大家さんが元の世界にいた人間という事が分かった桃太郎は、安心したのか口数が増えてきた。話の話題は元の世界のものばかりで、『昔はこうだった』とか『今はこうなった』とか『こんな事件があった』等とお互いに楽しんでいた。しかし、あまり話し込むと楓やマリーに心配かけるので、また今度話す事にしてとりあえずアパートの契約を交わして、大家さんの家を後にした。
「・・・とりあえず、俺と同じ境遇の人がいて助かった。元の世界の人間は、元の世界の人間と話す方が価値観も分かってて話しやすい。異世界の人間は、元の世界の常識が通用しないのがいるからなあ。特に王子とか城の連中。」
そんなことを言いながら、桃太郎はマリーの店に戻って行った。マリーの店の前には、楓が待っていた。楓は、桃太郎の姿を見ると笑顔で近寄ってきた。
「あ、どうだった?」
「いや、普通にアパート契約出来た・・・というか何で外に?バレーの練習はどうしたんだ?」
「まだ時間に余裕があるの。だからこうして店の前で待ってたのに・・・」
『ブー』と言いたげに口を尖らせる楓。桃太郎は思った。
「(何でこの人はこうも世話好きなのか。面倒臭いだけだろうに・・・それに俺はさっき知り合ったばかりの人間だぞ?今の世の中の人間の中では珍しいタイプだな。)」
とか何とか思いつつ、別に悪い気はしない桃太郎なのであった。楓は、桃太郎がどこの部屋なのか気になったようで、
「ところで何号室にしたの?」
と聞いた。しかし、契約時にどこの部屋か聞かされていない桃太郎は、
「大家さんが何も言わずに鍵を渡してくれたから、そこは分からない。」
と返答した。これに関しては、大家さんのド忘れだろう。楓は桃太郎が持っている鍵に指を指して言った。
「鍵の札に何号室か書いてあるよ。」
「ん?本当だ・・・202って書いてあるな。という事は、二階か。」
桃太郎はそう言うとアパートの敷地内に入り、周りを見渡した。見た目は古くてボロそうでもそこまで汚くはなかった。すぐ近くに階段があったのでそこを上り、鍵の札を見ながら部屋を探した。ここで、桃太郎は楓が自分の後ろをついてきている事に気付いた。
「・・・何でついてくるんだ?」
「別にいいじゃん。202って私の部屋の隣なんだし。」
「ええ・・・」
ここまで偶然が重なると誰かがそう仕向けているのではないかと考えてしまう。まあ、あの大家さんの事なので『事情を知っている人が近くにいれば安心だろう』という心遣いかもしれないが。202の札が貼られてある部屋の前まで来た桃太郎は、鍵を開けた。長い間使われていなかった部屋という事を裏付けるようにドアを開けた瞬間、物凄いほこりが桃太郎を襲った。

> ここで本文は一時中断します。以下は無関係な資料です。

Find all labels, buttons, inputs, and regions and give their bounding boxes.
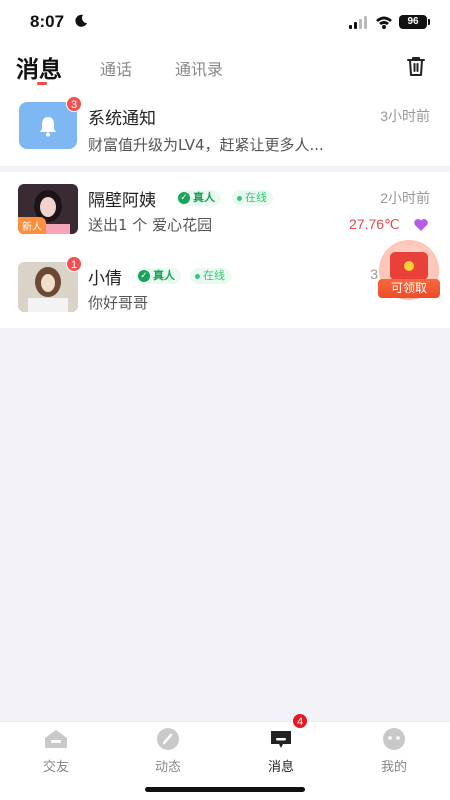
contact-name: 小倩 [88, 269, 122, 289]
status-time: 8:07 [30, 12, 65, 31]
signal-icon [349, 16, 367, 29]
trash-icon [407, 57, 425, 76]
nav-label: 交友 [42, 760, 69, 775]
reward-label: 可领取 [378, 279, 440, 298]
system-notice-preview: 财富值升级为LV4，赶紧让更多人... [88, 136, 324, 154]
system-notice-row[interactable]: 3 系统通知 3小时前 财富值升级为LV4，赶紧让更多人... [0, 94, 450, 166]
conversation-item[interactable]: 新人 隔壁阿姨 ✓ 真人 在线 2小时前 送出1 个 爱心花园 27.76℃ [0, 172, 450, 250]
wifi-icon [376, 16, 392, 29]
moments-icon [157, 728, 179, 750]
home-indicator [145, 787, 305, 792]
online-label: 在线 [245, 191, 267, 204]
contact-name: 隔壁阿姨 [88, 191, 156, 211]
battery-tip [428, 19, 430, 25]
verified-badge: ✓ 真人 [136, 268, 181, 284]
battery-indicator: 96 [399, 15, 427, 29]
nav-messages[interactable]: 消息 4 [225, 713, 337, 782]
nav-label: 动态 [154, 760, 181, 775]
nav-moments[interactable]: 动态 [112, 722, 224, 782]
intimacy-temperature: 27.76℃ [349, 216, 400, 232]
message-icon [271, 731, 291, 748]
bell-icon [40, 116, 56, 136]
avatar[interactable]: 新人 [18, 184, 78, 234]
header: 消息 通话 通讯录 [0, 44, 450, 94]
online-status: 在线 [190, 268, 231, 284]
system-notice-badge: 3 [66, 96, 83, 112]
system-notice-time: 3小时前 [380, 108, 430, 124]
online-dot-icon [237, 195, 242, 201]
conversation-preview: 你好哥哥 [88, 294, 149, 312]
moon-icon [75, 14, 87, 27]
tab-contacts[interactable]: 通讯录 [175, 56, 223, 80]
conversation-preview: 送出1 个 爱心花园 [88, 216, 213, 234]
nav-label: 消息 [267, 760, 294, 775]
avatar-new-tag: 新人 [18, 217, 46, 234]
online-status: 在线 [232, 190, 273, 206]
verified-badge: ✓ 真人 [176, 190, 221, 206]
status-bar: 8:07 96 [0, 0, 450, 44]
online-dot-icon [195, 273, 200, 279]
reward-claim-button[interactable]: 可领取 [377, 240, 441, 300]
clear-messages-button[interactable] [402, 52, 430, 80]
nav-label: 我的 [380, 760, 407, 775]
verified-label: 真人 [193, 191, 215, 204]
online-label: 在线 [203, 269, 225, 282]
conversation-time: 2小时前 [380, 190, 430, 206]
red-envelope-icon [390, 252, 428, 280]
nav-profile[interactable]: 我的 [338, 722, 450, 782]
nav-friends[interactable]: 交友 [0, 722, 112, 782]
system-notice-title: 系统通知 [88, 109, 156, 129]
tab-calls[interactable]: 通话 [100, 56, 132, 80]
heart-icon [414, 219, 428, 231]
verified-label: 真人 [153, 269, 175, 282]
verified-check-icon: ✓ [138, 270, 150, 282]
friends-icon [45, 730, 67, 748]
tab-active-indicator [37, 82, 47, 85]
verified-check-icon: ✓ [178, 192, 190, 204]
unread-badge: 1 [66, 256, 83, 272]
nav-messages-badge: 4 [292, 713, 309, 729]
tab-messages[interactable]: 消息 [16, 50, 62, 84]
profile-icon [383, 728, 405, 750]
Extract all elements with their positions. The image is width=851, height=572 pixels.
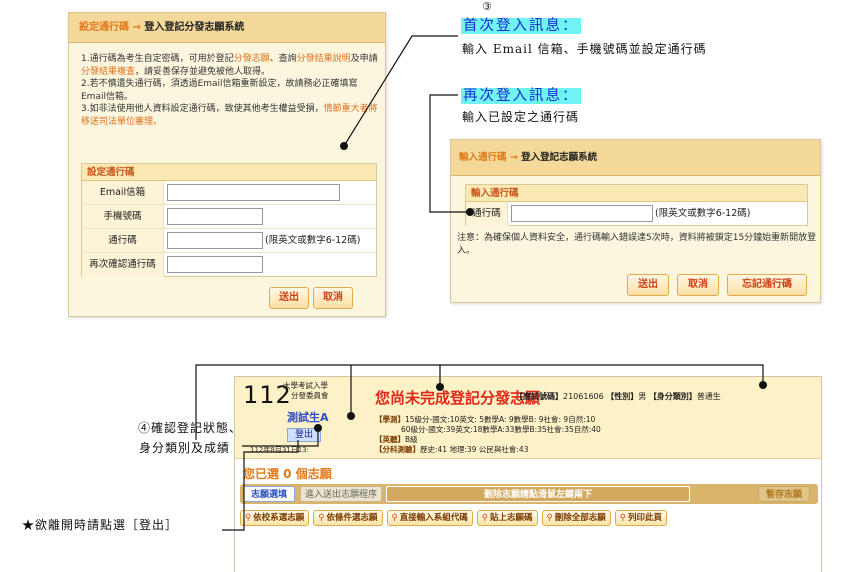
- connector-name: [242, 426, 319, 447]
- connector-first-login: [343, 35, 458, 147]
- connector-status-bracket: [195, 364, 764, 440]
- connector-logout: [222, 505, 245, 531]
- connector-lines: [195, 35, 767, 531]
- connector-again-login: [429, 94, 470, 213]
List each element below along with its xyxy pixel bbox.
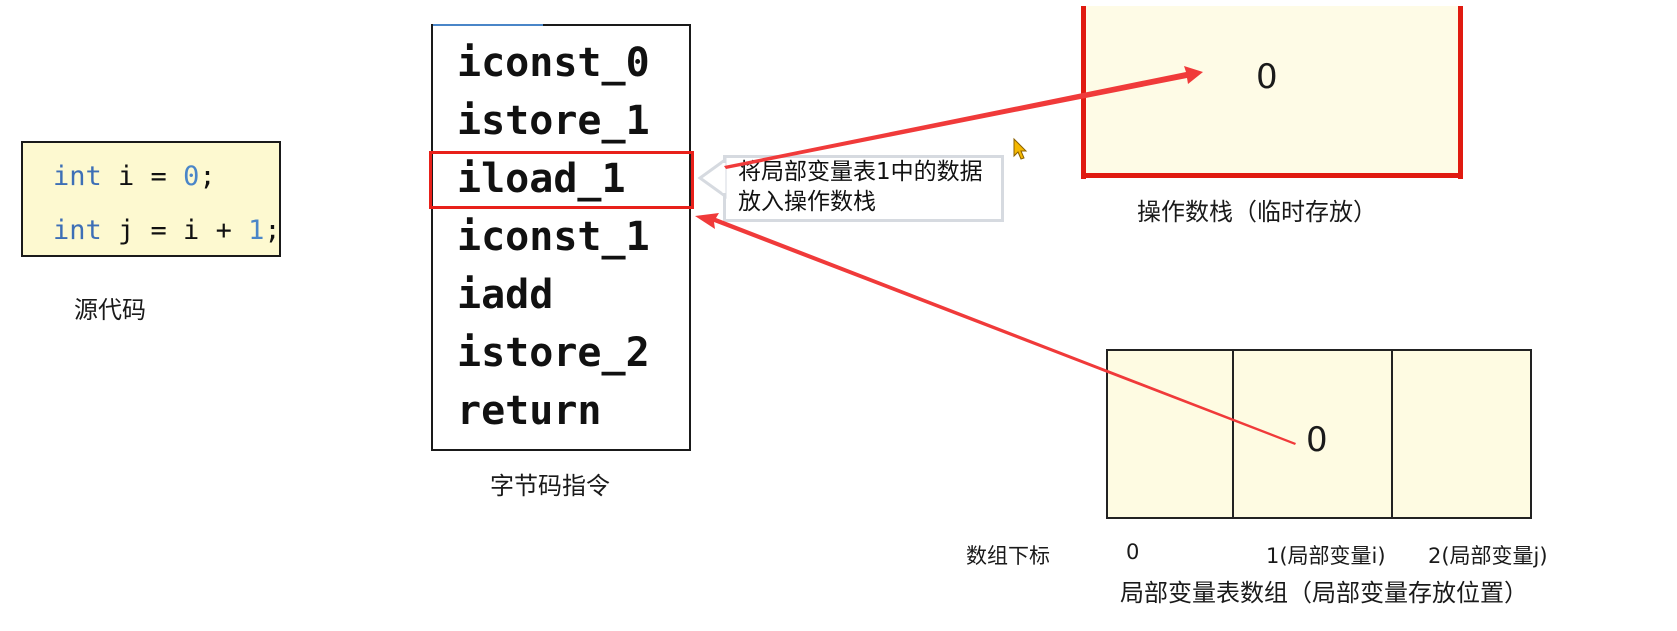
operand-stack-bottom bbox=[1081, 173, 1463, 178]
local-var-cell-2 bbox=[1391, 349, 1532, 519]
local-var-table-caption: 局部变量表数组（局部变量存放位置） bbox=[1120, 579, 1528, 607]
index-title: 数组下标 bbox=[966, 544, 1050, 568]
highlighted-instruction-frame bbox=[429, 151, 694, 209]
mouse-cursor-icon bbox=[1013, 137, 1028, 160]
code-keyword: int bbox=[53, 161, 102, 192]
code-text: i = bbox=[101, 161, 184, 192]
code-line-1: int i = 0; bbox=[53, 161, 216, 192]
local-var-value-1: 0 bbox=[1306, 420, 1328, 460]
bytecode-instruction: return bbox=[457, 388, 602, 434]
bytecode-instruction: istore_2 bbox=[457, 330, 650, 376]
index-label-2: 2(局部变量j) bbox=[1428, 544, 1548, 568]
callout-text: 将局部变量表1中的数据放入操作数栈 bbox=[738, 159, 983, 215]
source-code-caption: 源代码 bbox=[74, 296, 146, 324]
callout-pointer bbox=[697, 157, 727, 199]
bytecode-caption: 字节码指令 bbox=[490, 472, 610, 500]
code-number: 0 bbox=[183, 161, 200, 192]
code-line-2: int j = i + 1; bbox=[53, 215, 281, 246]
code-number: 1 bbox=[248, 215, 265, 246]
code-text: ; bbox=[264, 215, 281, 246]
source-code-box: int i = 0; int j = i + 1; bbox=[21, 141, 281, 257]
operand-stack-right-wall bbox=[1458, 6, 1463, 179]
bytecode-instruction: iconst_1 bbox=[457, 214, 650, 260]
index-label-0: 0 bbox=[1126, 540, 1140, 564]
index-label-1: 1(局部变量i) bbox=[1266, 544, 1386, 568]
code-keyword: int bbox=[53, 215, 102, 246]
local-var-cell-0 bbox=[1106, 349, 1234, 519]
operand-stack-value: 0 bbox=[1256, 57, 1278, 97]
bytecode-instruction: istore_1 bbox=[457, 98, 650, 144]
bytecode-box-accent bbox=[433, 24, 543, 26]
bytecode-instruction: iadd bbox=[457, 272, 554, 318]
operand-stack-left-wall bbox=[1081, 6, 1086, 179]
bytecode-instruction: iconst_0 bbox=[457, 40, 650, 86]
code-text: j = i + bbox=[101, 215, 249, 246]
bytecode-box: iconst_0 istore_1 iload_1 iconst_1 iadd … bbox=[431, 24, 691, 451]
operand-stack-caption: 操作数栈（临时存放） bbox=[1137, 198, 1377, 226]
code-text: ; bbox=[199, 161, 216, 192]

「うげえっ!!外見そこまで汚くなかったのに、部屋は汚いのかよ。あの大家さん、定期的に掃除はしていないんだな・・・まあ、見た感じからしても結構年だし、家賃も安くしてくれたから仕方ないか。」
桃太郎は口に手を当て、ほこりをなるべく吸い込まないようにして、部屋の中に入っていった。床はほこりでぎっしり埋まっており、歩くたびに足跡がついている。ほこりの量から見ても一年や二年、ほったらかしにしていたレベルではない。
「(予想以上の汚さだ・・・こりゃあ、綺麗になるまで一週間は確実にかかるな。)」
ここで桃太郎は気付いた。
「(・・・掃除道具・・・どうしよう・・・)」
よくよく考えてみれば、桃太郎は掃除道具を持っていない。元の世界みたいに、ウェットティッシュのような物を先端に装着して掃除する製品も無いし、掃除機も無い。水とバケツと雑巾は借りれるとしても、さすがにそれだけでは面倒臭すぎる上に時間がかなりかかる。それ位、汚れが半端ないのである。

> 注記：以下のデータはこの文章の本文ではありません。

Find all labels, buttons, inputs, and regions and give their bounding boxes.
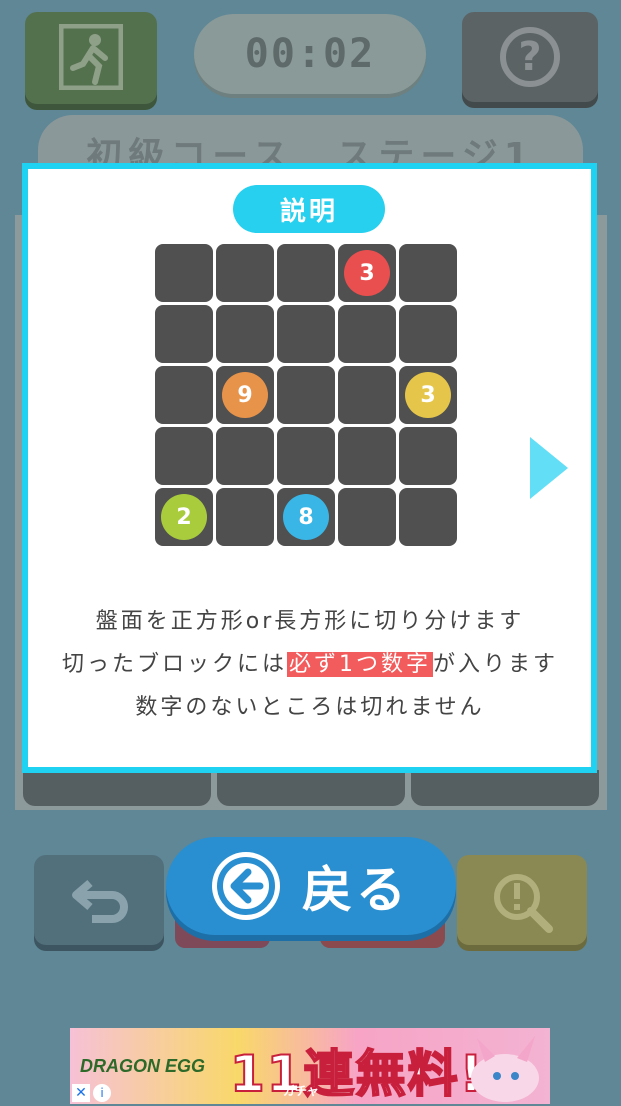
- description-line-1: 盤面を正方形or長方形に切り分けます: [95, 609, 525, 634]
- undo-button[interactable]: [34, 855, 164, 945]
- next-page-icon[interactable]: [530, 437, 568, 499]
- grid-cell: [155, 244, 213, 302]
- grid-cell: [399, 488, 457, 546]
- undo-icon: [72, 879, 128, 923]
- grid-cell: [216, 488, 274, 546]
- ad-close-icon[interactable]: ✕: [72, 1084, 90, 1102]
- timer-display: 00:02: [194, 14, 426, 94]
- grid-cell: [216, 305, 274, 363]
- grid-cell: [155, 427, 213, 485]
- grid-cell: [216, 244, 274, 302]
- description-line-3: 数字のないところは切れません: [135, 695, 485, 720]
- grid-cell: [277, 427, 335, 485]
- back-arrow-icon: [212, 852, 280, 920]
- grid-cell: [277, 305, 335, 363]
- back-button[interactable]: 戻る: [166, 837, 456, 935]
- ad-headline: 11連無料!: [229, 1044, 485, 1104]
- grid-number-badge: 3: [405, 372, 451, 418]
- grid-number-badge: 2: [161, 494, 207, 540]
- example-grid: 3 9 3 2 8: [155, 244, 460, 549]
- grid-cell: [399, 244, 457, 302]
- ad-dragon-image: [471, 1036, 539, 1102]
- grid-number-badge: 3: [344, 250, 390, 296]
- ad-gacha-label: ガチャ: [283, 1084, 319, 1098]
- grid-cell: 9: [216, 366, 274, 424]
- modal-title: 説明: [233, 185, 385, 233]
- grid-number-badge: 8: [283, 494, 329, 540]
- grid-cell: 8: [277, 488, 335, 546]
- grid-cell: [338, 305, 396, 363]
- grid-cell: [399, 305, 457, 363]
- board-segment: [217, 770, 405, 806]
- board-segment: [23, 770, 211, 806]
- hint-button[interactable]: [457, 855, 587, 945]
- board-segment: [411, 770, 599, 806]
- help-button[interactable]: ?: [462, 12, 598, 102]
- ad-logo: DRAGON EGG: [80, 1056, 206, 1076]
- line2-post: が入ります: [433, 652, 559, 677]
- description-line-2: 切ったブロックには必ず1つ数字が入ります: [30, 646, 590, 678]
- grid-number-badge: 9: [222, 372, 268, 418]
- grid-cell: [216, 427, 274, 485]
- line2-highlight: 必ず1つ数字: [287, 652, 433, 677]
- grid-cell: [338, 427, 396, 485]
- grid-cell: [338, 366, 396, 424]
- help-icon: ?: [500, 27, 560, 87]
- grid-cell: [277, 366, 335, 424]
- ad-info-icon[interactable]: i: [93, 1084, 111, 1102]
- back-label: 戻る: [302, 861, 410, 919]
- grid-cell: 3: [399, 366, 457, 424]
- exit-icon: [59, 24, 123, 90]
- line2-pre: 切ったブロックには: [61, 652, 287, 677]
- grid-cell: [338, 488, 396, 546]
- grid-cell: 2: [155, 488, 213, 546]
- grid-cell: 3: [338, 244, 396, 302]
- grid-cell: [399, 427, 457, 485]
- grid-cell: [277, 244, 335, 302]
- hint-search-icon: [494, 874, 553, 933]
- grid-cell: [155, 305, 213, 363]
- grid-cell: [155, 366, 213, 424]
- exit-button[interactable]: [25, 12, 157, 104]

「(大家さんのとこへ行って、何か借りて来るか・・・。)」
こんな事ならさっき掃除道具を借りておくべきだったと、桃太郎は後悔し、一旦部屋を出た。部屋の外にはまだ楓がいた。
「・・・バレーはいいのか?」
「ん?そろそろ行くよ。その前に・・・これ。」
「・・・何だこれ・・・あっ!」
楓は『ワンダフルワイパー』なる物を桃太郎に渡した。それは、名前こそ違うものの元の世界にもあるウェットティッシュのような物を先端に装着して掃除する製品そのものだった。
「やった。これで大分楽になるってもんだ!!有り難う。」
「困った時はお互い様よ。じゃあね、桃ちゃん。」
そう言うと、楓は颯爽とアパートを後にした。アパートに残った桃太郎は立ち尽くしたまま、ぼそっと呟いた。
「・・・その呼び方やめろって言えなかった・・・。」
桃太郎が部屋の前で立ち尽くしていた頃、喫茶店『青い春』でカフェオレとフレンチトーストを頼んだサラリーマン風の男が会計を済ませていた。
「有り難うございました~。」
「・・・」
男は会計の後、どこか忙しそうな様子で店を出た。そして路地裏に入り、スマホのような物を取り出して誰かに連絡を取った。
「ああ、俺だ。・・・・・・あんたらが捜している陰キャ、いるだろ?それっぽいのが喫茶店から出るのを見た。・・・きちんと顔を見たかだって?いや、見てねえよ。でも、あの匂い!!あれは確かに『陰キャの香り』だった。この世に匂いまで装える人間はいねえ!!整形しようがなりすまそうがそいつの根本的な匂いまでは変えられねえんだ。・・・何?どこ行ったかだと?知らねえよ。見た時は興味が無かったからな。飯待ってる間にネットで見た『捕まえた者に賞金贈呈』で興味持ったんだ。まあ、任せろ・・・」
男はバサッと上着を脱いだ。
「この『カミーテル・スメルスキー』がッ!!奴らの根城を掴んで、王子に献上してやるッ!!んっんん~俺って神ってるぅ~。」